Let me quote you from my book's chapter on capsule contamination (shameless self-promotion for "The Vintage Microphone Handbook", to be published shortly by Hal Leonard):
The capsule should not get into contact with contaminants like dust, spit or dirt, for two reasons.
One, to keep the two types of capacitor surfaces - diaphragm(s) and back plate(s) - electrically well-insulated from each other: we are talking about a resistance of ten thousand-million ohms or more that is necessary to prevent the two capacitative sides to discharge against each other.
And two, to prevent these tiny foreign objects that have settled on the diaphragm to build up to a level where their cumulative weight would slow down the diaphragm’s ability to respond speedily and adequately to high frequencies.
Why does the mic's sound level drop and/or thundering discharge noises occur when I sing or speak into a contaminated capsule? Because the moisture emanating from my mouth will complete a conductive path formed by the accumulated contaminants. The moisture, with other words, will lower the high isolation resistance between the two capacitor plates enough to electrically shorten the capacitor (capsule) so that it no longer can hold its charge.

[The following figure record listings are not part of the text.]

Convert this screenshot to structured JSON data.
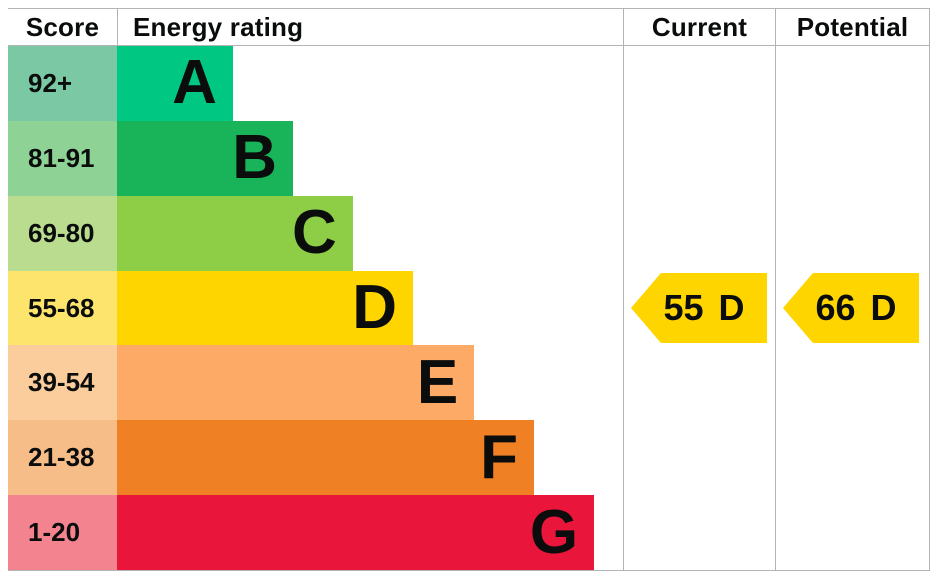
{
  "header": {
    "score": "Score",
    "energy_rating": "Energy rating",
    "current": "Current",
    "potential": "Potential"
  },
  "colors": {
    "border": "#b1b4b6",
    "text": "#0b0c0c",
    "arrow": "#ffd500"
  },
  "chart_data": {
    "type": "bar",
    "title": "Energy rating",
    "columns": [
      "Score",
      "Energy rating",
      "Current",
      "Potential"
    ],
    "bands": [
      {
        "letter": "A",
        "score_range": "92+",
        "bar_color": "#00c781",
        "score_cell_color": "#7bc8a4",
        "bar_length_pct": 22.9
      },
      {
        "letter": "B",
        "score_range": "81-91",
        "bar_color": "#19b459",
        "score_cell_color": "#8ed295",
        "bar_length_pct": 34.8
      },
      {
        "letter": "C",
        "score_range": "69-80",
        "bar_color": "#8dce46",
        "score_cell_color": "#b9dc8f",
        "bar_length_pct": 46.6
      },
      {
        "letter": "D",
        "score_range": "55-68",
        "bar_color": "#ffd500",
        "score_cell_color": "#fde46c",
        "bar_length_pct": 58.5
      },
      {
        "letter": "E",
        "score_range": "39-54",
        "bar_color": "#fcaa65",
        "score_cell_color": "#fbcd9d",
        "bar_length_pct": 70.6
      },
      {
        "letter": "F",
        "score_range": "21-38",
        "bar_color": "#ef8023",
        "score_cell_color": "#f6bd88",
        "bar_length_pct": 82.4
      },
      {
        "letter": "G",
        "score_range": "1-20",
        "bar_color": "#e9153b",
        "score_cell_color": "#f2838f",
        "bar_length_pct": 94.3
      }
    ],
    "current": {
      "score": "55",
      "rating": "D",
      "band_index": 3,
      "arrow_color": "#ffd500"
    },
    "potential": {
      "score": "66",
      "rating": "D",
      "band_index": 3,
      "arrow_color": "#ffd500"
    }
  }
}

This I refer to as ‘electrical collapse’.
The other form of collapse that usually exhibits slightly different audible symptoms than an electrical collapse is a mechanical collapse of the diaphragm.
It is most often encountered in AKG’s original CK12 capsules made from the 1950s to the 1970s: here, a large diaphragm surface (one inch or larger in diameter), which is entirely unsupported by any center attachment, unlike Neumann’s capsule designs, will with time and abuse eventually lose enough tension so that it can no longer resist the constant electrostatic suck created by the back plate’s polarization voltage. The diaphragm's center will then get sucked into and remain stuck against the back plate, either as a result of a hefty dose of ‘plosives, or sometimes just merely by the attraction of the back plate. The mic’s output drops significantly or, at minimum, the low end falls off so severely that the mic becomes useless.
In multi-pattern mics, a mechanically collapsed diaphragm can easily be confused with inadequate supply voltages- for example, a collapsed front diaphragm will show up as a healthy cardioid sound on the rear side of a mic that was switched to figure eight.